Jacques Chirac, the French president, said he was "a bit surprised at the leak" and said he had asked Michele Alliot-Marie, the defence minister, to investigate its source.
In Washington, US officials said they had no reason to believe that bin Laden was dead and said that they had no knowledge of the leaked French document.
Condoleezza Rice, the US secretary of state, told reporters in New York: "No comment, no knowledge," when asked about the French article.
On Saturday, the French regional newspaper l'Est Republicain, published what it said was a copy of a French secret service document that cited an uncorroborated report from the Saudi secret services that al-Qaeda leader had died.
The DGSE, French foreign intelligence service, had distributed the document, dated September 21, to Chirac and other senior French officials, the newspaper said.
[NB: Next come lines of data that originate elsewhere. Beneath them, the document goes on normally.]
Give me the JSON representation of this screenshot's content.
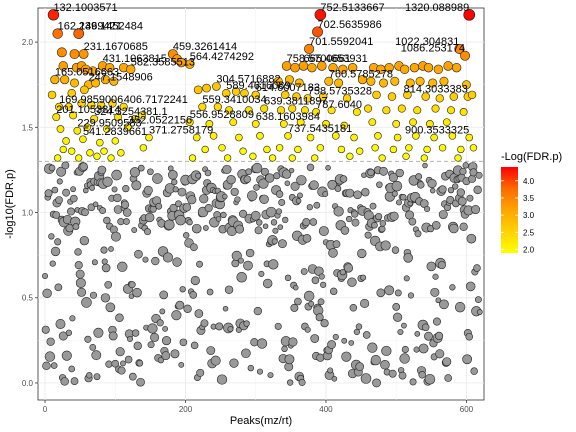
{
  "chart_data": {
    "type": "scatter",
    "title": "",
    "xlabel": "Peaks(mz/rt)",
    "ylabel": "-log10(FDR.p)",
    "xlim": [
      -10,
      625
    ],
    "ylim": [
      -0.1,
      2.2
    ],
    "x_ticks": [
      0,
      200,
      400,
      600
    ],
    "x_tick_labels": [
      "0",
      "200",
      "400",
      "600"
    ],
    "y_ticks": [
      0.0,
      0.5,
      1.0,
      1.5,
      2.0
    ],
    "y_tick_labels": [
      "0.0",
      "0.5",
      "1.0",
      "1.5",
      "2.0"
    ],
    "threshold_y": 1.3,
    "grid": true,
    "legend": {
      "title": "-Log(FDR.p)",
      "placement": "right",
      "min": 1.9,
      "max": 4.4,
      "ticks": [
        2.0,
        2.5,
        3.0,
        3.5,
        4.0
      ],
      "tick_labels": [
        "2.0",
        "2.5",
        "3.0",
        "3.5",
        "4.0"
      ],
      "colors": [
        "#FFFF00",
        "#FFD200",
        "#FFA500",
        "#FF6A00",
        "#FF0000"
      ]
    },
    "nonsig_color": "#999999",
    "significant": [
      {
        "x": 12,
        "y": 2.16,
        "c": 4.2
      },
      {
        "x": 48,
        "y": 2.05,
        "c": 3.8
      },
      {
        "x": 18,
        "y": 2.05,
        "c": 3.7
      },
      {
        "x": 24,
        "y": 1.94,
        "c": 3.4
      },
      {
        "x": 42,
        "y": 1.93,
        "c": 3.4
      },
      {
        "x": 55,
        "y": 1.93,
        "c": 3.3
      },
      {
        "x": 26,
        "y": 1.86,
        "c": 3.2
      },
      {
        "x": 45,
        "y": 1.85,
        "c": 3.2
      },
      {
        "x": 52,
        "y": 1.86,
        "c": 3.2
      },
      {
        "x": 58,
        "y": 1.84,
        "c": 3.2
      },
      {
        "x": 68,
        "y": 1.83,
        "c": 3.1
      },
      {
        "x": 82,
        "y": 1.86,
        "c": 3.2
      },
      {
        "x": 92,
        "y": 1.85,
        "c": 3.1
      },
      {
        "x": 112,
        "y": 1.85,
        "c": 3.1
      },
      {
        "x": 122,
        "y": 1.84,
        "c": 3.1
      },
      {
        "x": 14,
        "y": 1.78,
        "c": 3.0
      },
      {
        "x": 28,
        "y": 1.78,
        "c": 3.0
      },
      {
        "x": 42,
        "y": 1.76,
        "c": 2.9
      },
      {
        "x": 62,
        "y": 1.75,
        "c": 2.9
      },
      {
        "x": 72,
        "y": 1.76,
        "c": 2.9
      },
      {
        "x": 86,
        "y": 1.78,
        "c": 3.0
      },
      {
        "x": 98,
        "y": 1.77,
        "c": 2.9
      },
      {
        "x": 10,
        "y": 1.69,
        "c": 2.6
      },
      {
        "x": 38,
        "y": 1.7,
        "c": 2.6
      },
      {
        "x": 56,
        "y": 1.72,
        "c": 2.7
      },
      {
        "x": 20,
        "y": 1.62,
        "c": 2.4
      },
      {
        "x": 34,
        "y": 1.62,
        "c": 2.4
      },
      {
        "x": 52,
        "y": 1.64,
        "c": 2.5
      },
      {
        "x": 66,
        "y": 1.63,
        "c": 2.4
      },
      {
        "x": 80,
        "y": 1.63,
        "c": 2.4
      },
      {
        "x": 96,
        "y": 1.64,
        "c": 2.5
      },
      {
        "x": 112,
        "y": 1.62,
        "c": 2.4
      },
      {
        "x": 16,
        "y": 1.56,
        "c": 2.3
      },
      {
        "x": 40,
        "y": 1.57,
        "c": 2.3
      },
      {
        "x": 70,
        "y": 1.55,
        "c": 2.3
      },
      {
        "x": 104,
        "y": 1.56,
        "c": 2.3
      },
      {
        "x": 128,
        "y": 1.55,
        "c": 2.2
      },
      {
        "x": 138,
        "y": 1.57,
        "c": 2.3
      },
      {
        "x": 22,
        "y": 1.49,
        "c": 2.2
      },
      {
        "x": 46,
        "y": 1.48,
        "c": 2.2
      },
      {
        "x": 60,
        "y": 1.5,
        "c": 2.2
      },
      {
        "x": 88,
        "y": 1.49,
        "c": 2.1
      },
      {
        "x": 118,
        "y": 1.5,
        "c": 2.2
      },
      {
        "x": 30,
        "y": 1.42,
        "c": 2.1
      },
      {
        "x": 54,
        "y": 1.43,
        "c": 2.1
      },
      {
        "x": 78,
        "y": 1.41,
        "c": 2.1
      },
      {
        "x": 100,
        "y": 1.42,
        "c": 2.0
      },
      {
        "x": 26,
        "y": 1.37,
        "c": 2.0
      },
      {
        "x": 38,
        "y": 1.36,
        "c": 2.0
      },
      {
        "x": 64,
        "y": 1.35,
        "c": 2.0
      },
      {
        "x": 84,
        "y": 1.36,
        "c": 2.0
      },
      {
        "x": 108,
        "y": 1.35,
        "c": 2.0
      },
      {
        "x": 18,
        "y": 1.32,
        "c": 1.95
      },
      {
        "x": 48,
        "y": 1.32,
        "c": 1.95
      },
      {
        "x": 74,
        "y": 1.33,
        "c": 1.95
      },
      {
        "x": 94,
        "y": 1.32,
        "c": 1.95
      },
      {
        "x": 140,
        "y": 1.38,
        "c": 2.0
      },
      {
        "x": 148,
        "y": 1.44,
        "c": 2.1
      },
      {
        "x": 182,
        "y": 1.93,
        "c": 3.4
      },
      {
        "x": 188,
        "y": 1.9,
        "c": 3.3
      },
      {
        "x": 194,
        "y": 1.88,
        "c": 3.2
      },
      {
        "x": 206,
        "y": 1.87,
        "c": 3.1
      },
      {
        "x": 218,
        "y": 1.72,
        "c": 2.7
      },
      {
        "x": 230,
        "y": 1.73,
        "c": 2.7
      },
      {
        "x": 244,
        "y": 1.74,
        "c": 2.7
      },
      {
        "x": 258,
        "y": 1.7,
        "c": 2.6
      },
      {
        "x": 272,
        "y": 1.71,
        "c": 2.6
      },
      {
        "x": 284,
        "y": 1.7,
        "c": 2.6
      },
      {
        "x": 300,
        "y": 1.69,
        "c": 2.6
      },
      {
        "x": 224,
        "y": 1.62,
        "c": 2.4
      },
      {
        "x": 246,
        "y": 1.62,
        "c": 2.4
      },
      {
        "x": 262,
        "y": 1.6,
        "c": 2.4
      },
      {
        "x": 290,
        "y": 1.6,
        "c": 2.3
      },
      {
        "x": 312,
        "y": 1.61,
        "c": 2.4
      },
      {
        "x": 206,
        "y": 1.53,
        "c": 2.3
      },
      {
        "x": 234,
        "y": 1.52,
        "c": 2.2
      },
      {
        "x": 268,
        "y": 1.53,
        "c": 2.2
      },
      {
        "x": 300,
        "y": 1.52,
        "c": 2.2
      },
      {
        "x": 216,
        "y": 1.44,
        "c": 2.1
      },
      {
        "x": 240,
        "y": 1.45,
        "c": 2.1
      },
      {
        "x": 276,
        "y": 1.44,
        "c": 2.1
      },
      {
        "x": 306,
        "y": 1.45,
        "c": 2.1
      },
      {
        "x": 228,
        "y": 1.37,
        "c": 2.0
      },
      {
        "x": 252,
        "y": 1.38,
        "c": 2.0
      },
      {
        "x": 282,
        "y": 1.36,
        "c": 2.0
      },
      {
        "x": 316,
        "y": 1.37,
        "c": 2.0
      },
      {
        "x": 210,
        "y": 1.32,
        "c": 1.95
      },
      {
        "x": 260,
        "y": 1.32,
        "c": 1.95
      },
      {
        "x": 296,
        "y": 1.33,
        "c": 1.95
      },
      {
        "x": 324,
        "y": 1.32,
        "c": 1.95
      },
      {
        "x": 392,
        "y": 2.16,
        "c": 4.3
      },
      {
        "x": 388,
        "y": 2.06,
        "c": 3.9
      },
      {
        "x": 376,
        "y": 1.96,
        "c": 3.5
      },
      {
        "x": 344,
        "y": 1.86,
        "c": 3.2
      },
      {
        "x": 356,
        "y": 1.85,
        "c": 3.2
      },
      {
        "x": 368,
        "y": 1.86,
        "c": 3.2
      },
      {
        "x": 380,
        "y": 1.85,
        "c": 3.1
      },
      {
        "x": 394,
        "y": 1.86,
        "c": 3.2
      },
      {
        "x": 410,
        "y": 1.85,
        "c": 3.1
      },
      {
        "x": 424,
        "y": 1.84,
        "c": 3.1
      },
      {
        "x": 438,
        "y": 1.85,
        "c": 3.1
      },
      {
        "x": 452,
        "y": 1.78,
        "c": 3.0
      },
      {
        "x": 332,
        "y": 1.77,
        "c": 2.9
      },
      {
        "x": 348,
        "y": 1.78,
        "c": 2.9
      },
      {
        "x": 362,
        "y": 1.76,
        "c": 2.9
      },
      {
        "x": 404,
        "y": 1.77,
        "c": 2.9
      },
      {
        "x": 418,
        "y": 1.76,
        "c": 2.9
      },
      {
        "x": 342,
        "y": 1.69,
        "c": 2.6
      },
      {
        "x": 358,
        "y": 1.68,
        "c": 2.6
      },
      {
        "x": 374,
        "y": 1.67,
        "c": 2.5
      },
      {
        "x": 396,
        "y": 1.68,
        "c": 2.6
      },
      {
        "x": 430,
        "y": 1.67,
        "c": 2.5
      },
      {
        "x": 336,
        "y": 1.6,
        "c": 2.4
      },
      {
        "x": 352,
        "y": 1.61,
        "c": 2.4
      },
      {
        "x": 370,
        "y": 1.6,
        "c": 2.3
      },
      {
        "x": 386,
        "y": 1.59,
        "c": 2.3
      },
      {
        "x": 408,
        "y": 1.6,
        "c": 2.3
      },
      {
        "x": 444,
        "y": 1.59,
        "c": 2.3
      },
      {
        "x": 340,
        "y": 1.52,
        "c": 2.2
      },
      {
        "x": 364,
        "y": 1.53,
        "c": 2.2
      },
      {
        "x": 400,
        "y": 1.52,
        "c": 2.2
      },
      {
        "x": 426,
        "y": 1.51,
        "c": 2.2
      },
      {
        "x": 346,
        "y": 1.45,
        "c": 2.1
      },
      {
        "x": 378,
        "y": 1.44,
        "c": 2.1
      },
      {
        "x": 414,
        "y": 1.45,
        "c": 2.1
      },
      {
        "x": 440,
        "y": 1.44,
        "c": 2.1
      },
      {
        "x": 334,
        "y": 1.38,
        "c": 2.0
      },
      {
        "x": 360,
        "y": 1.37,
        "c": 2.0
      },
      {
        "x": 392,
        "y": 1.38,
        "c": 2.0
      },
      {
        "x": 422,
        "y": 1.37,
        "c": 2.0
      },
      {
        "x": 448,
        "y": 1.36,
        "c": 2.0
      },
      {
        "x": 352,
        "y": 1.32,
        "c": 1.95
      },
      {
        "x": 384,
        "y": 1.32,
        "c": 1.95
      },
      {
        "x": 434,
        "y": 1.33,
        "c": 1.95
      },
      {
        "x": 604,
        "y": 2.16,
        "c": 4.4
      },
      {
        "x": 590,
        "y": 1.96,
        "c": 3.5
      },
      {
        "x": 598,
        "y": 1.92,
        "c": 3.4
      },
      {
        "x": 468,
        "y": 1.85,
        "c": 3.1
      },
      {
        "x": 478,
        "y": 1.84,
        "c": 3.1
      },
      {
        "x": 490,
        "y": 1.85,
        "c": 3.1
      },
      {
        "x": 504,
        "y": 1.86,
        "c": 3.2
      },
      {
        "x": 512,
        "y": 1.84,
        "c": 3.1
      },
      {
        "x": 526,
        "y": 1.85,
        "c": 3.1
      },
      {
        "x": 538,
        "y": 1.86,
        "c": 3.2
      },
      {
        "x": 546,
        "y": 1.85,
        "c": 3.1
      },
      {
        "x": 560,
        "y": 1.84,
        "c": 3.1
      },
      {
        "x": 574,
        "y": 1.86,
        "c": 3.2
      },
      {
        "x": 586,
        "y": 1.85,
        "c": 3.1
      },
      {
        "x": 464,
        "y": 1.77,
        "c": 2.9
      },
      {
        "x": 482,
        "y": 1.76,
        "c": 2.9
      },
      {
        "x": 498,
        "y": 1.77,
        "c": 2.9
      },
      {
        "x": 520,
        "y": 1.76,
        "c": 2.9
      },
      {
        "x": 534,
        "y": 1.77,
        "c": 2.9
      },
      {
        "x": 552,
        "y": 1.76,
        "c": 2.9
      },
      {
        "x": 568,
        "y": 1.77,
        "c": 2.9
      },
      {
        "x": 600,
        "y": 1.75,
        "c": 2.8
      },
      {
        "x": 472,
        "y": 1.69,
        "c": 2.6
      },
      {
        "x": 494,
        "y": 1.68,
        "c": 2.6
      },
      {
        "x": 516,
        "y": 1.69,
        "c": 2.6
      },
      {
        "x": 542,
        "y": 1.68,
        "c": 2.6
      },
      {
        "x": 562,
        "y": 1.67,
        "c": 2.5
      },
      {
        "x": 582,
        "y": 1.68,
        "c": 2.6
      },
      {
        "x": 602,
        "y": 1.68,
        "c": 2.6
      },
      {
        "x": 608,
        "y": 1.69,
        "c": 2.6
      },
      {
        "x": 460,
        "y": 1.61,
        "c": 2.4
      },
      {
        "x": 486,
        "y": 1.6,
        "c": 2.4
      },
      {
        "x": 508,
        "y": 1.61,
        "c": 2.4
      },
      {
        "x": 530,
        "y": 1.6,
        "c": 2.3
      },
      {
        "x": 556,
        "y": 1.61,
        "c": 2.4
      },
      {
        "x": 578,
        "y": 1.6,
        "c": 2.3
      },
      {
        "x": 596,
        "y": 1.59,
        "c": 2.3
      },
      {
        "x": 466,
        "y": 1.53,
        "c": 2.2
      },
      {
        "x": 500,
        "y": 1.52,
        "c": 2.2
      },
      {
        "x": 524,
        "y": 1.53,
        "c": 2.2
      },
      {
        "x": 548,
        "y": 1.52,
        "c": 2.2
      },
      {
        "x": 572,
        "y": 1.53,
        "c": 2.2
      },
      {
        "x": 474,
        "y": 1.45,
        "c": 2.1
      },
      {
        "x": 502,
        "y": 1.44,
        "c": 2.1
      },
      {
        "x": 528,
        "y": 1.45,
        "c": 2.1
      },
      {
        "x": 554,
        "y": 1.44,
        "c": 2.1
      },
      {
        "x": 580,
        "y": 1.45,
        "c": 2.1
      },
      {
        "x": 604,
        "y": 1.44,
        "c": 2.1
      },
      {
        "x": 470,
        "y": 1.38,
        "c": 2.0
      },
      {
        "x": 496,
        "y": 1.37,
        "c": 2.0
      },
      {
        "x": 518,
        "y": 1.38,
        "c": 2.0
      },
      {
        "x": 544,
        "y": 1.37,
        "c": 2.0
      },
      {
        "x": 566,
        "y": 1.38,
        "c": 2.0
      },
      {
        "x": 592,
        "y": 1.37,
        "c": 2.0
      },
      {
        "x": 610,
        "y": 1.38,
        "c": 2.0
      },
      {
        "x": 480,
        "y": 1.32,
        "c": 1.95
      },
      {
        "x": 514,
        "y": 1.33,
        "c": 1.95
      },
      {
        "x": 540,
        "y": 1.32,
        "c": 1.95
      },
      {
        "x": 588,
        "y": 1.32,
        "c": 1.95
      }
    ],
    "labels": [
      {
        "text": "132.1003571",
        "x": 12,
        "y": 2.16
      },
      {
        "text": "239.1452484",
        "x": 48,
        "y": 2.05
      },
      {
        "text": "162.1469421",
        "x": 18,
        "y": 2.05
      },
      {
        "text": "231.1670685",
        "x": 55,
        "y": 1.93
      },
      {
        "text": "431.1063815",
        "x": 82,
        "y": 1.86
      },
      {
        "text": "165.0516663",
        "x": 14,
        "y": 1.78
      },
      {
        "text": "247.1548906",
        "x": 62,
        "y": 1.75
      },
      {
        "text": "169.9859006",
        "x": 20,
        "y": 1.62
      },
      {
        "text": "201.1053814",
        "x": 16,
        "y": 1.56
      },
      {
        "text": "324.3254381.1",
        "x": 70,
        "y": 1.55
      },
      {
        "text": "229.9509583",
        "x": 46,
        "y": 1.48
      },
      {
        "text": "541.2839661",
        "x": 54,
        "y": 1.43
      },
      {
        "text": "352.0522156",
        "x": 118,
        "y": 1.5
      },
      {
        "text": "459.3261414",
        "x": 182,
        "y": 1.93
      },
      {
        "text": "582.3585513",
        "x": 122,
        "y": 1.84
      },
      {
        "text": "406.7172241",
        "x": 112,
        "y": 1.62
      },
      {
        "text": "564.4274292",
        "x": 206,
        "y": 1.87
      },
      {
        "text": "589.4616089",
        "x": 258,
        "y": 1.7
      },
      {
        "text": "304.5716882",
        "x": 244,
        "y": 1.74
      },
      {
        "text": "371.2758179",
        "x": 148,
        "y": 1.44
      },
      {
        "text": "559.3410034",
        "x": 224,
        "y": 1.62
      },
      {
        "text": "556.9528809",
        "x": 206,
        "y": 1.53
      },
      {
        "text": "702.5635986",
        "x": 388,
        "y": 2.06
      },
      {
        "text": "752.5133667",
        "x": 392,
        "y": 2.16
      },
      {
        "text": "701.5592041",
        "x": 376,
        "y": 1.96
      },
      {
        "text": "665.4653931",
        "x": 368,
        "y": 1.86
      },
      {
        "text": "614.6007183",
        "x": 300,
        "y": 1.69
      },
      {
        "text": "758.5700661",
        "x": 344,
        "y": 1.86
      },
      {
        "text": "760.5785278",
        "x": 404,
        "y": 1.77
      },
      {
        "text": "758.5735328",
        "x": 374,
        "y": 1.67
      },
      {
        "text": "639.3811897",
        "x": 312,
        "y": 1.61
      },
      {
        "text": "787.6040",
        "x": 386,
        "y": 1.59
      },
      {
        "text": "638.1603984",
        "x": 300,
        "y": 1.52
      },
      {
        "text": "737.5435181",
        "x": 346,
        "y": 1.45
      },
      {
        "text": "1320.088989",
        "x": 604,
        "y": 2.16
      },
      {
        "text": "1022.304831",
        "x": 590,
        "y": 1.96
      },
      {
        "text": "1086.253174",
        "x": 598,
        "y": 1.92
      },
      {
        "text": "814.3033383",
        "x": 602,
        "y": 1.68
      },
      {
        "text": "900.3533325",
        "x": 604,
        "y": 1.44
      }
    ]
  }
}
"According to a usually reliable source, the Saudi services are now convinced that Osama bin Laden is dead," it read.
"The information gathered by the Saudis indicates that the head of al-Qaeda fell victim, while he was in Pakistan on August 23, to a very serious case of typhoid that led to a partial paralysis of his internal organs."
"His geographic isolation provoked by constant fleeing is believed to have made medical assistance impossible [and] on September 4, 2006, the Saudi security services received preliminary information of his death."
It said the Saudis were "waiting to obtain further details and notably the exact place of burial before officially announcing the news."
The Saudi interior ministry was not available for comment.
"This information is in no way whatsoever confirmed," Chirac said when asked about the document.
The Washington-based IntelCenter, which monitors al-Qaeda communications, said it was not aware of any similar reports on the internet.
"We've seen nothing from any al-Qaeda messaging or other indicators that would point to the death of Osama bin Laden," said director Ben N Venzke.
The last time the IntelCenter says it could be sure bin Laden was alive was June 29, when al-Qaeda released an audiotape in which he praised al-Qaeda in Iraq leader Abu Musab al-Zarqawi, who was killed in a US air strike in Iraq earlier that month.
Officials in Pakistan and the US, which has made capturing bin Laden a priority, were unable to confirm the document's account.